Le vert tendre du blé commence à tapisser la parcelle de Saint-Maclou-de-Folleville (Seine-Maritime). Loïc Thillard a l’œil sur les premières levées. Dans le champ, pas de simple culture, mais un terrain d’observation pour ce technicien d’expérimentation chez Natup. Depuis cinq ans, la ferme innovante du hameau d’Ordemare est devenue un lieu d’expérimentation agroécologique. « L’expression qu’on utilise, c’est celle de vitrine de la transition agroécologique », sourit l’agronome de formation.
Un observatoire à ciel ouvert
Le site consacre l’ensemble de ses 18 hectares aux tests de nouvelles pratiques culturales visant à promouvoir une agriculture plus durable. « On travaille ce qu’on appelle en essais système. Le but, c’est, à l’échelle de l’année, de réaliser toutes les actions qu’un agriculteur effectuerait sur sa culture », décrit l’expérimentateur.
Avant d’être intégrés à la ferme, les produits et variétés font en effet généralement l’objet de tests préalables en micro-parcelles, où un seul paramètre est modifié à la fois. « Un désherbant, un fongicide (un produit phytosanitaire contre les champignons) ou une variété, par exemple… Nous, on combine tous ces éléments sur un cycle complet afin que ce soit représentatif de la pratique des agriculteurs », développe ce dernier.
Blé, orge, maïs, betterave, colza et lin : chacune des neuf parcelles est cultivée avec différentes semences représentatives du secteur, au fil des ans.
De la préparation du sol jusqu’à la récolte, ces parcelles sont divisées en trois itinéraires distincts.
Le premier, conventionnel, sert de témoin de référence ; le deuxième vise une réduction de 50 % des traitements chimiques ; le troisième cherche à les supprimer totalement, en s’appuyant sur d’autres leviers : utiliser des biostimulants, des produits organiques, changer la variété de la culture ou décaler la date de semis, par exemple.
« Un agriculteur qui va vouloir diminuer ses intrants va réfléchir à tout un tas de variables, dont la variété, par exemple », illustre le salarié de la coopérative.
Les résultats sont ensuite comparés.
Ce protocole, imaginé en amont avec les techniciens innovation de la coopérative, permet d’observer l’évolution des sols et des rendements dans la durée, à l’échelle d’une rotation de neuf ans.
« On fait un peu le même métier que l’agriculteur. Il faut suivre la protection des plantes tout au long de la campagne, du semis à la récolte. C’est beaucoup de suivi visuel », assure celui qui peut passer ses matinées à appliquer des produits dans les champs.
Assurer une production
Loïc Thillard doit également réaliser toute une série de notations, de prélèvements, d’analyses statistiques et de synthèses des résultats.
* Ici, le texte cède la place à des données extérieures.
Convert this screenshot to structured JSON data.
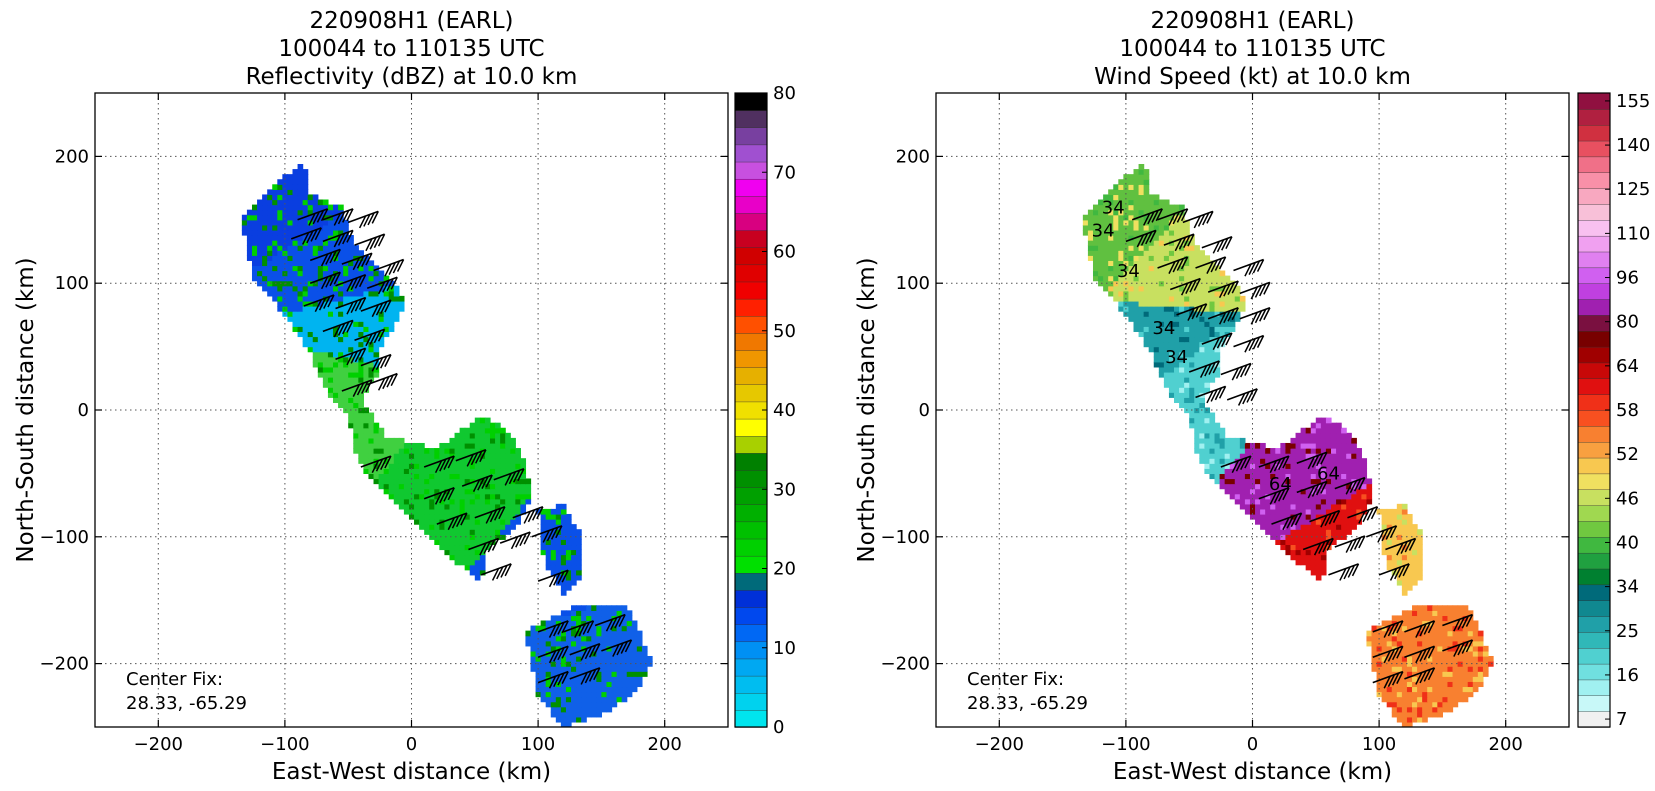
{
  "chart_data": [
    {
      "type": "heatmap",
      "title_lines": [
        "220908H1 (EARL)",
        "100044 to 110135 UTC",
        "Reflectivity (dBZ) at 10.0 km"
      ],
      "xlabel": "East-West distance (km)",
      "ylabel": "North-South distance (km)",
      "xlim": [
        -250,
        250
      ],
      "ylim": [
        -250,
        250
      ],
      "xticks": [
        -200,
        -100,
        0,
        100,
        200
      ],
      "yticks": [
        -200,
        -100,
        0,
        100,
        200
      ],
      "xtick_labels": [
        "−200",
        "−100",
        "0",
        "100",
        "200"
      ],
      "ytick_labels": [
        "−200",
        "−100",
        "0",
        "100",
        "200"
      ],
      "grid": true,
      "annotation_lines": [
        "Center Fix:",
        "28.33, -65.29"
      ],
      "colorbar": {
        "min": 0,
        "max": 80,
        "label_values": [
          0,
          10,
          20,
          30,
          40,
          50,
          60,
          70,
          80
        ],
        "colors": [
          "#00e5ee",
          "#00d2ee",
          "#00bdf0",
          "#00a8f2",
          "#0090f4",
          "#0068f4",
          "#0048ee",
          "#0030d8",
          "#006a7a",
          "#00e000",
          "#00d000",
          "#00c000",
          "#00b000",
          "#00a000",
          "#009000",
          "#008000",
          "#a8d000",
          "#ffff00",
          "#f0e000",
          "#e6c800",
          "#e6b000",
          "#f09600",
          "#f07800",
          "#ff5000",
          "#ff2000",
          "#f00000",
          "#e00000",
          "#d00000",
          "#c80020",
          "#d80080",
          "#e800c8",
          "#f000f0",
          "#c850e0",
          "#a050d0",
          "#7840a0",
          "#503060",
          "#000000"
        ]
      },
      "features": {
        "echo_bands": [
          {
            "x": -85,
            "y": 170,
            "color": "#0a3ee0"
          },
          {
            "x": -55,
            "y": 120,
            "color": "#0a50e8"
          },
          {
            "x": -40,
            "y": 60,
            "color": "#00b4f0"
          },
          {
            "x": -50,
            "y": 20,
            "color": "#40d040"
          },
          {
            "x": 50,
            "y": -60,
            "color": "#10c830"
          },
          {
            "x": 110,
            "y": -110,
            "color": "#0a50e8"
          },
          {
            "x": 140,
            "y": -210,
            "color": "#1060e8"
          }
        ]
      },
      "barbs": [
        {
          "x": -90,
          "y": 150
        },
        {
          "x": -70,
          "y": 150
        },
        {
          "x": -50,
          "y": 148
        },
        {
          "x": -95,
          "y": 135
        },
        {
          "x": -70,
          "y": 133
        },
        {
          "x": -45,
          "y": 130
        },
        {
          "x": -80,
          "y": 118
        },
        {
          "x": -55,
          "y": 115
        },
        {
          "x": -30,
          "y": 110
        },
        {
          "x": -80,
          "y": 100
        },
        {
          "x": -60,
          "y": 98
        },
        {
          "x": -35,
          "y": 96
        },
        {
          "x": -85,
          "y": 82
        },
        {
          "x": -60,
          "y": 80
        },
        {
          "x": -40,
          "y": 78
        },
        {
          "x": -70,
          "y": 62
        },
        {
          "x": -45,
          "y": 55
        },
        {
          "x": -60,
          "y": 40
        },
        {
          "x": -40,
          "y": 35
        },
        {
          "x": -55,
          "y": 15
        },
        {
          "x": -35,
          "y": 20
        },
        {
          "x": -40,
          "y": -45
        },
        {
          "x": 10,
          "y": -45
        },
        {
          "x": 35,
          "y": -40
        },
        {
          "x": 10,
          "y": -70
        },
        {
          "x": 40,
          "y": -60
        },
        {
          "x": 65,
          "y": -55
        },
        {
          "x": 20,
          "y": -90
        },
        {
          "x": 50,
          "y": -85
        },
        {
          "x": 80,
          "y": -85
        },
        {
          "x": 45,
          "y": -110
        },
        {
          "x": 70,
          "y": -105
        },
        {
          "x": 95,
          "y": -100
        },
        {
          "x": 55,
          "y": -130
        },
        {
          "x": 100,
          "y": -135
        },
        {
          "x": 100,
          "y": -175
        },
        {
          "x": 120,
          "y": -175
        },
        {
          "x": 145,
          "y": -170
        },
        {
          "x": 100,
          "y": -195
        },
        {
          "x": 125,
          "y": -193
        },
        {
          "x": 150,
          "y": -190
        },
        {
          "x": 100,
          "y": -215
        },
        {
          "x": 125,
          "y": -212
        }
      ]
    },
    {
      "type": "heatmap",
      "title_lines": [
        "220908H1 (EARL)",
        "100044 to 110135 UTC",
        "Wind Speed (kt) at 10.0 km"
      ],
      "xlabel": "East-West distance (km)",
      "ylabel": "North-South distance (km)",
      "xlim": [
        -250,
        250
      ],
      "ylim": [
        -250,
        250
      ],
      "xticks": [
        -200,
        -100,
        0,
        100,
        200
      ],
      "yticks": [
        -200,
        -100,
        0,
        100,
        200
      ],
      "xtick_labels": [
        "−200",
        "−100",
        "0",
        "100",
        "200"
      ],
      "ytick_labels": [
        "−200",
        "−100",
        "0",
        "100",
        "200"
      ],
      "grid": true,
      "annotation_lines": [
        "Center Fix:",
        "28.33, -65.29"
      ],
      "contour_labels": [
        {
          "x": -110,
          "y": 155,
          "text": "34"
        },
        {
          "x": -118,
          "y": 137,
          "text": "34"
        },
        {
          "x": -98,
          "y": 105,
          "text": "34"
        },
        {
          "x": -70,
          "y": 60,
          "text": "34"
        },
        {
          "x": -60,
          "y": 37,
          "text": "34"
        },
        {
          "x": 22,
          "y": -63,
          "text": "64"
        },
        {
          "x": 60,
          "y": -55,
          "text": "64"
        }
      ],
      "colorbar": {
        "label_values": [
          "7",
          "16",
          "25",
          "34",
          "40",
          "46",
          "52",
          "58",
          "64",
          "80",
          "96",
          "110",
          "125",
          "140",
          "155"
        ],
        "colors": [
          "#f0f0f0",
          "#c8f8f8",
          "#a0f0f0",
          "#70e0e0",
          "#50d0d0",
          "#30b8b8",
          "#20a0a8",
          "#108890",
          "#006a7a",
          "#008030",
          "#20a040",
          "#40b840",
          "#70c840",
          "#a0d850",
          "#c8e060",
          "#f0e060",
          "#f8c850",
          "#f8a040",
          "#f88030",
          "#f85020",
          "#f03018",
          "#e01010",
          "#c80808",
          "#a00000",
          "#780000",
          "#7a1040",
          "#a020b0",
          "#c040e0",
          "#d060f0",
          "#e080f0",
          "#f0a0f0",
          "#f8c0f0",
          "#f8c0d8",
          "#f8a8c0",
          "#f890a8",
          "#f07088",
          "#e85060",
          "#d03040",
          "#b02040",
          "#901040"
        ]
      },
      "features": {
        "speed_bands": [
          {
            "x": -100,
            "y": 140,
            "color": "#60c040"
          },
          {
            "x": -70,
            "y": 110,
            "color": "#c8e060"
          },
          {
            "x": -75,
            "y": 55,
            "color": "#20a0a8"
          },
          {
            "x": -45,
            "y": 15,
            "color": "#50d0d0"
          },
          {
            "x": 45,
            "y": -60,
            "color": "#a020b0"
          },
          {
            "x": 70,
            "y": -100,
            "color": "#e01010"
          },
          {
            "x": 115,
            "y": -110,
            "color": "#f8c850"
          },
          {
            "x": 130,
            "y": -195,
            "color": "#f88030"
          }
        ]
      },
      "barbs": [
        {
          "x": -95,
          "y": 150
        },
        {
          "x": -75,
          "y": 150
        },
        {
          "x": -55,
          "y": 148
        },
        {
          "x": -100,
          "y": 133
        },
        {
          "x": -70,
          "y": 130
        },
        {
          "x": -40,
          "y": 128
        },
        {
          "x": -75,
          "y": 112
        },
        {
          "x": -45,
          "y": 112
        },
        {
          "x": -15,
          "y": 110
        },
        {
          "x": -65,
          "y": 95
        },
        {
          "x": -35,
          "y": 93
        },
        {
          "x": -10,
          "y": 92
        },
        {
          "x": -60,
          "y": 75
        },
        {
          "x": -35,
          "y": 72
        },
        {
          "x": -10,
          "y": 72
        },
        {
          "x": -40,
          "y": 52
        },
        {
          "x": -15,
          "y": 50
        },
        {
          "x": -50,
          "y": 30
        },
        {
          "x": -25,
          "y": 28
        },
        {
          "x": -45,
          "y": 10
        },
        {
          "x": -20,
          "y": 8
        },
        {
          "x": -25,
          "y": -45
        },
        {
          "x": 5,
          "y": -45
        },
        {
          "x": 35,
          "y": -42
        },
        {
          "x": 5,
          "y": -70
        },
        {
          "x": 35,
          "y": -65
        },
        {
          "x": 65,
          "y": -62
        },
        {
          "x": 15,
          "y": -90
        },
        {
          "x": 45,
          "y": -88
        },
        {
          "x": 75,
          "y": -85
        },
        {
          "x": 40,
          "y": -110
        },
        {
          "x": 65,
          "y": -108
        },
        {
          "x": 90,
          "y": -100
        },
        {
          "x": 60,
          "y": -130
        },
        {
          "x": 100,
          "y": -130
        },
        {
          "x": 105,
          "y": -110
        },
        {
          "x": 95,
          "y": -175
        },
        {
          "x": 120,
          "y": -175
        },
        {
          "x": 150,
          "y": -170
        },
        {
          "x": 95,
          "y": -195
        },
        {
          "x": 120,
          "y": -195
        },
        {
          "x": 150,
          "y": -190
        },
        {
          "x": 95,
          "y": -215
        },
        {
          "x": 120,
          "y": -212
        }
      ]
    }
  ]
}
« Le but, ce n’est pas de dire tel ou tel itinéraire est le meilleur, mais de comprendre pourquoi il l’est, insiste ce dernier. On regarde le rendement global, mais surtout sa performance technico-économique. On a besoin d’assurer une production. »
L’expérimentation entre dans une phase cruciale avec l’approche de sa deuxième récolte, après trois années de transition. « L’an dernier, c’était la première fois qu’on récoltait trois itinéraires par parcelle, contextualise celui-ci. Il n’y a pas encore de grande différence. Petit à petit, l’écart se creusera, et on pourra mieux parler de nos résultats. »

L’objectif est de partager les avancées avec les agriculteurs adhérents et, à terme, d’organiser des visites, permettant ainsi aux professionnels, souvent plus ou moins avancés dans la réduction de leur dépendance à la chimie, de se repérer par rapport à leurs propres pratiques.
« L’idée n’est pas d’arrêter tout et de ne rien faire, c’est de tout mettre en place pour accompagner la baisse. Les agriculteurs vont être plus ou moins contraints de faire une transition vers des pratiques plus durables. Ils ne s’en rendent pas forcément compte, mais on est déjà dedans », conclut le professionnel.
Les premiers agriculteurs visiteront la ferme fin mai-début juin, juste avant la moisson. Ils seront en petit groupe, pour profiter d’explications.